Das klingt jetzt vielleicht verrückt. Aber das Bike steht bei mir (aus Platzmangel) im Schlafzimmer. Und es leuchtet! Wenn ich das Licht ausschalte kann ich es tatsächlich noch sehen und ich schlafe mit einem Grinsen ein...


----------



## Phil-Joe (20. November 2014)

Schon fett. Aber übersehen wirst damit auf keinen ... ;-) Schönes Ding!
Mir gefällt das Warden aktuell allerdings am besten in blau-orange. Ist aber ´ne individuelle Sache ... das Ding fixt mich voll an.


----------



## Sacima (4. Dezember 2014)

jumibrei schrieb:


> Das klingt jetzt vielleicht verrückt. Aber das Bike steht bei mir (aus Platzmangel) im Schlafzimmer. Und es leuchtet! Wenn ich das Licht ausschalte kann ich es tatsächlich noch sehen und ich schlafe mit einem Grinsen ein...


----------



## Sacima (4. Dezember 2014)

Habe heute mein Knolly Warden abgeholt
Bei Tri-Cycles in Wiesbaden bei Stefan.
Es steht jetzt in der Garage:-(
Hätte es auch viel lieber in  meinem Schlafzimmer
Finde Deinen Aufbauthread klasse.
Leider kann ich sowas nicht, aber Stefan hat das übernommen.
Total netter Mensch.
Werde seinen Laden unbedingt weiterempfehlen!!


----------



## MTB-News.de




----------



## Rockside (7. Dezember 2014)

Ist mal ne andere Konstruktion mit der doppelten Wippe als der übliche Einheitsbrei, schaut sehr gut aus.

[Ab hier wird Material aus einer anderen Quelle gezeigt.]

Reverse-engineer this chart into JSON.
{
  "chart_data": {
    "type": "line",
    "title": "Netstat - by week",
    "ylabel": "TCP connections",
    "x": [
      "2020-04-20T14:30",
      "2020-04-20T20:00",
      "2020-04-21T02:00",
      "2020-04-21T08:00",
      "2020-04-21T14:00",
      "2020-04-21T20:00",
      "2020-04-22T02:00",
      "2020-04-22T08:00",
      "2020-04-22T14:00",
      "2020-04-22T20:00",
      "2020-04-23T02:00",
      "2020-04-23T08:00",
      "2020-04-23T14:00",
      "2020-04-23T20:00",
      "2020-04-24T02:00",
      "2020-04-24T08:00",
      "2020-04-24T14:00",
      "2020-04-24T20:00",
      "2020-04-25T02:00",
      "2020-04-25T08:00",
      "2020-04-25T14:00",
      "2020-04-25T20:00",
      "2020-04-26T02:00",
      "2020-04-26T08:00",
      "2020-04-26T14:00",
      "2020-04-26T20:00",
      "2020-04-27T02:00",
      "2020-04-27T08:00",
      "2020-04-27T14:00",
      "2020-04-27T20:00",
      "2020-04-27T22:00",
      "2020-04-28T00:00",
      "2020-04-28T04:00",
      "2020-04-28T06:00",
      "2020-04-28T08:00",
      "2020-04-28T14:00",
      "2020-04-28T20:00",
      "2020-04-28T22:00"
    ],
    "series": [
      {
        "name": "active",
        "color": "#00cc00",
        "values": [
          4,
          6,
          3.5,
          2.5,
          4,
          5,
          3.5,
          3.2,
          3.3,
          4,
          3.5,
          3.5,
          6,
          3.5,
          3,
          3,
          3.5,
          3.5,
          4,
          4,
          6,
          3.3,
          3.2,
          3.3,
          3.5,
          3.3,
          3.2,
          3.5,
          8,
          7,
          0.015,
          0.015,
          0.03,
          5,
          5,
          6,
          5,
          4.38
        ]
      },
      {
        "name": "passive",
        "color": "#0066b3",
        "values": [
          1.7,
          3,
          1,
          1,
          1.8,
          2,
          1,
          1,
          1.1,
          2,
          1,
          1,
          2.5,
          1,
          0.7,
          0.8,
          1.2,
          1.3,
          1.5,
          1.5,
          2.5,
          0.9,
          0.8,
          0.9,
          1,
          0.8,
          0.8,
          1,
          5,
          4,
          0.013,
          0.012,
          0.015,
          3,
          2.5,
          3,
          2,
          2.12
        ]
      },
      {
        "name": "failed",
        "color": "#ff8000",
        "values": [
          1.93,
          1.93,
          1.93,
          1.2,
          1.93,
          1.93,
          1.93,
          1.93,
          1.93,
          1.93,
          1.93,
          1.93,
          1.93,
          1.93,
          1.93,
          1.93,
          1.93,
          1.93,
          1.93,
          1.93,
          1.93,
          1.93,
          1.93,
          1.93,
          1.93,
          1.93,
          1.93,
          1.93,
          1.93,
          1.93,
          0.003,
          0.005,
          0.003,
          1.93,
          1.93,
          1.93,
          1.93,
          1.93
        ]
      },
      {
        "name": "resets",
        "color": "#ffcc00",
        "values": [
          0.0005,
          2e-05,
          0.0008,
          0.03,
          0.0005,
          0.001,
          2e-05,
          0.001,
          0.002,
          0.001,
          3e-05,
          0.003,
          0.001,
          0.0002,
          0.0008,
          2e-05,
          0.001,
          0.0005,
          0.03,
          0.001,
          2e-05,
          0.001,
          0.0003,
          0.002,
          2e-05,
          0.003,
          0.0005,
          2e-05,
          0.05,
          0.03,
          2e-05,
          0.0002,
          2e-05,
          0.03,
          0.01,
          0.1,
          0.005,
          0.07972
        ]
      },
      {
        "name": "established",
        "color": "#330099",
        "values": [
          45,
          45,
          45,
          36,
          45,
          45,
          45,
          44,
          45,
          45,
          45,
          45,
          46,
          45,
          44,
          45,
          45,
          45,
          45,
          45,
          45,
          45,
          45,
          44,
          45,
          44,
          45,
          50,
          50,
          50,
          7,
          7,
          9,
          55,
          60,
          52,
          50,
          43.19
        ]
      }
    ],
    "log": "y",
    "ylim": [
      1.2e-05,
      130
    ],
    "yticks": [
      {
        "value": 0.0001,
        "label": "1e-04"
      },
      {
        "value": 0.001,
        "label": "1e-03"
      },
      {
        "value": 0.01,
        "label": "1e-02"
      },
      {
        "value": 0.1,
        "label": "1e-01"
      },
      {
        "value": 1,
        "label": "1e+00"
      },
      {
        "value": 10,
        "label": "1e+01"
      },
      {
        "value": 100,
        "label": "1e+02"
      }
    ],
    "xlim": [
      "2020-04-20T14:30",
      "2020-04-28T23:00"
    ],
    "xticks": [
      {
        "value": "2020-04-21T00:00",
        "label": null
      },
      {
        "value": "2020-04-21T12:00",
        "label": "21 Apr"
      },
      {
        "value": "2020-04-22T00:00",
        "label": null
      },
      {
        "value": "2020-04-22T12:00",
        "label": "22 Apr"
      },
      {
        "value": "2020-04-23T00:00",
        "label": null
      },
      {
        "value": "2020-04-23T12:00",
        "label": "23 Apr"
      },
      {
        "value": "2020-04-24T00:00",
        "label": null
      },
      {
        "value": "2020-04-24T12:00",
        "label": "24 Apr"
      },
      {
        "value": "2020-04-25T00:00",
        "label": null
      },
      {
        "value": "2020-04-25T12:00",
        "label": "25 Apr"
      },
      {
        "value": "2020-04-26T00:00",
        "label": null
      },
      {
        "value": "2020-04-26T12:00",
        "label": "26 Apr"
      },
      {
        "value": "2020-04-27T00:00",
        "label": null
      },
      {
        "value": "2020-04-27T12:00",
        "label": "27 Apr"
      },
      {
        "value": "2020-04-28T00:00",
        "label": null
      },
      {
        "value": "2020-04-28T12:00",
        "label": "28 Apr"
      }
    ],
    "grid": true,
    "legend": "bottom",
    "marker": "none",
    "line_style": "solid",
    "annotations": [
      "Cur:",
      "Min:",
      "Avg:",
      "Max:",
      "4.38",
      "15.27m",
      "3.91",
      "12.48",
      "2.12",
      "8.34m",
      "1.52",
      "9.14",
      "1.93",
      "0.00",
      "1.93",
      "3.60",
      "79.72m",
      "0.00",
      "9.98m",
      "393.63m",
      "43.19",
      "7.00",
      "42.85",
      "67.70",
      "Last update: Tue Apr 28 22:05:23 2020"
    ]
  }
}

Ist jetzt noch die Frage, wie leicht das als AM bergauf läuft.


----------



## Rockside (8. Dezember 2014)

Sacima schrieb:


> Hätte es auch viel lieber in  meinem Schlafzimmer


Was spricht dagegen?


----------



## jumibrei (8. Dezember 2014)

Hi Dirty Track und Sacima, erstmal Danke für das schöne Feedback zu meinem Aufbauthread.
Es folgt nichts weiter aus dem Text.